What: December was another tough month for Oceaneering International (OII -1.11%). The company's stock sank by double digits.

So what: The main factor weighing down Oceaneering and a bevy of other energy companies last month was the price of oil. The global crude oil benchmark fell 16% for the month to just over $37 per barrel. That's well below the break-even price for many new offshore developments, some of which need oil at $75 a barrel and above to be economically feasible.

With oil prices continuing to grow weaker, oil companies are being forced to think long and hard before making a final investment decision on new oil projects. Not only that, but with oil as low as it is, many companies are cutting out any costs that aren't 100% necessary. That's leading to a significant reduction in earnings for companies working in the offshore space.

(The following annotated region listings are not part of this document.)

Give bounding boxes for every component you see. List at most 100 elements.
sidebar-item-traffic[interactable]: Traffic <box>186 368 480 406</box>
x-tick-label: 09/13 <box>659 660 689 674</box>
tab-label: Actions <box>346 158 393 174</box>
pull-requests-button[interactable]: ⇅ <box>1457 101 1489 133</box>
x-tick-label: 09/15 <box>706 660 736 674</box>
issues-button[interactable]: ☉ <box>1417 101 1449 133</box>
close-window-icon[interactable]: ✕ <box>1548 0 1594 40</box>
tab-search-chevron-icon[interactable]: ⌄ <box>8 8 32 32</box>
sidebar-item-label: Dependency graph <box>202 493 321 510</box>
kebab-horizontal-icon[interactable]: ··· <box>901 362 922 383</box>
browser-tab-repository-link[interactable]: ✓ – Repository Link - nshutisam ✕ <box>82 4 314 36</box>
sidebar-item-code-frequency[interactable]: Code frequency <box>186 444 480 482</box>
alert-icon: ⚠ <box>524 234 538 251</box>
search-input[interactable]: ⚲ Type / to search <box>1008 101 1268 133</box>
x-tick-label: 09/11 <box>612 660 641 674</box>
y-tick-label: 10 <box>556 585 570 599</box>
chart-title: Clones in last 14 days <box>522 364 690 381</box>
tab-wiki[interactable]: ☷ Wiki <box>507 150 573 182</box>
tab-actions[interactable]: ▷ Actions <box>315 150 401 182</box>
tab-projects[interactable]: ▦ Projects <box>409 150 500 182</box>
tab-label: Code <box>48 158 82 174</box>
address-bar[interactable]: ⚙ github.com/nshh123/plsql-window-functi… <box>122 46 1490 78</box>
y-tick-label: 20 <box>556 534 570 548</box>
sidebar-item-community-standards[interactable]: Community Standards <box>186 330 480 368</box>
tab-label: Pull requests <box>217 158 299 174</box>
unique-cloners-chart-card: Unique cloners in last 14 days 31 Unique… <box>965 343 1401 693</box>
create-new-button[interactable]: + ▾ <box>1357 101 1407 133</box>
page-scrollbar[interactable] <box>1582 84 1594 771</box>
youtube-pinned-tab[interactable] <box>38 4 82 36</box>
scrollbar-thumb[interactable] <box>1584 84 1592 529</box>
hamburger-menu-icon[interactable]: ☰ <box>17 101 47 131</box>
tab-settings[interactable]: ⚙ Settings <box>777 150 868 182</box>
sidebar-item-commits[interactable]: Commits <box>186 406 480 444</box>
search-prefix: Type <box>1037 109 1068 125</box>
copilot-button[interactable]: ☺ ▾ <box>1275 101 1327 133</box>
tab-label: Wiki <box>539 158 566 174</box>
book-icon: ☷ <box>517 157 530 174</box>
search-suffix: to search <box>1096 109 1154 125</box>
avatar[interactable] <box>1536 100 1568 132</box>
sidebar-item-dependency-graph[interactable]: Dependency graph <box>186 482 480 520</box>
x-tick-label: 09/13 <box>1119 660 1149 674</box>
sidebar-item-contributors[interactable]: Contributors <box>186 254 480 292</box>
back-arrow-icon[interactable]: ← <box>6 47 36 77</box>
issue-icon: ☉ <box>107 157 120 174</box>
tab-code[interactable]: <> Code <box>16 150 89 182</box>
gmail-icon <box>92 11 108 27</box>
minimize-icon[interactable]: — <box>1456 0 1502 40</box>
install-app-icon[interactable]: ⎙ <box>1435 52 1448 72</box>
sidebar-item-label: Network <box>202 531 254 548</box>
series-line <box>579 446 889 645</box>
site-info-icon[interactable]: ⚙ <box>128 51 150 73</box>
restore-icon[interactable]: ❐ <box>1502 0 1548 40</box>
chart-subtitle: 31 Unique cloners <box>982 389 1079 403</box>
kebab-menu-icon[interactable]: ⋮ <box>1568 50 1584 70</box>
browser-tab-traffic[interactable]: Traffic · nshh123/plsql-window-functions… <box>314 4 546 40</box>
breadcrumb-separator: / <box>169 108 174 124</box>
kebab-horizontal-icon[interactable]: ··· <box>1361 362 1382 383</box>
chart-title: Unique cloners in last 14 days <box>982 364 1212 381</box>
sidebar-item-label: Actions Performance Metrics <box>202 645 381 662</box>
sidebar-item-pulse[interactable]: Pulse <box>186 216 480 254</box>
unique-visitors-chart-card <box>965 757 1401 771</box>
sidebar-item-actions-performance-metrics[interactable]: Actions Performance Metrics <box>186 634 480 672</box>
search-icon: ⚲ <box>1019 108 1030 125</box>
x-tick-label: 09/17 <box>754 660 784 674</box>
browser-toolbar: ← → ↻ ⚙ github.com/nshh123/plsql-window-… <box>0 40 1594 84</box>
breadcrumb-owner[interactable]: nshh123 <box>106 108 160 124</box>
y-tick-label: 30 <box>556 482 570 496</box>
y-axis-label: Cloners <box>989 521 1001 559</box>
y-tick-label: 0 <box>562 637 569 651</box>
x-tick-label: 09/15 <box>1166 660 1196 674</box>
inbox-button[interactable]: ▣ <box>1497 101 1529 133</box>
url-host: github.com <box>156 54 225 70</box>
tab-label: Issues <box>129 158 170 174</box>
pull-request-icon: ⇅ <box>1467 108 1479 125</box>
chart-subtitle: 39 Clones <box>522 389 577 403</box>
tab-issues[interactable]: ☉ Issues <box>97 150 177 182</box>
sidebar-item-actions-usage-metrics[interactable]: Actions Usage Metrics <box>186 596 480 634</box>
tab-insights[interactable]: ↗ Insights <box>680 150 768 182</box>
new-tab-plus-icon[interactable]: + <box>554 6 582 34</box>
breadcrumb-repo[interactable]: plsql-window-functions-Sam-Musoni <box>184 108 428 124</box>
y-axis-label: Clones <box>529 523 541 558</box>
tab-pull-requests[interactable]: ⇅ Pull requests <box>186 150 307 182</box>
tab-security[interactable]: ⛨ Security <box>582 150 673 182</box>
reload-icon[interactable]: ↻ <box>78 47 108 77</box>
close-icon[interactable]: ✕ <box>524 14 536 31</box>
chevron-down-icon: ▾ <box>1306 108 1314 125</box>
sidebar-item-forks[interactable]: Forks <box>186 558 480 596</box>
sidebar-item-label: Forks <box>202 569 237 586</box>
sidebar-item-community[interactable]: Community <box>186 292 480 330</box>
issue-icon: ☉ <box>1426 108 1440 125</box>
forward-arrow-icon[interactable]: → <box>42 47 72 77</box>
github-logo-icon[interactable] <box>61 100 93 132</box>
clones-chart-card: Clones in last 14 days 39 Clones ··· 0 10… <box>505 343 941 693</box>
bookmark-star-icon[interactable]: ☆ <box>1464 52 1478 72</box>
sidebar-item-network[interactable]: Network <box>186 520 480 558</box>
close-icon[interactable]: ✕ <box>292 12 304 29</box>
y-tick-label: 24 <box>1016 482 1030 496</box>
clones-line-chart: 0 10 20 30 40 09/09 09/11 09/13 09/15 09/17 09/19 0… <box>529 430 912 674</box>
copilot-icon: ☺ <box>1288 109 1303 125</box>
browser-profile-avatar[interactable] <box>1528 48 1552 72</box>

Oceaneering already missed its initial fiscal 2015 earnings estimates and it expects its fiscal 2016 earnings will be even lower because its customers continue to reduce offshore activities.

This clearly isn't an Oceaneering-specific issue, with offshore peer Helix Energy Solutions Group (HLX -0.56%) offering a similarly somber view. Helix CEO Owen Kratz said in the company's last earnings report that "industry conditions continue to remain challenging and we expect Q4 results to be affected by ... a continuation of the weak industry environment." Unfortunately for Helix and Oceaneering, oil prices have only grown weaker since those comments were made, suggesting that offshore activity could be even lighter than both had initially feared.

Now what: The weaker oil prices get, the worse it will be for the offshore sector. That's why we're seeing so much pressure on Oceaneering's stock price, because it would appear that the company's initial earnings view for 2016 will again prove to be too optimistic.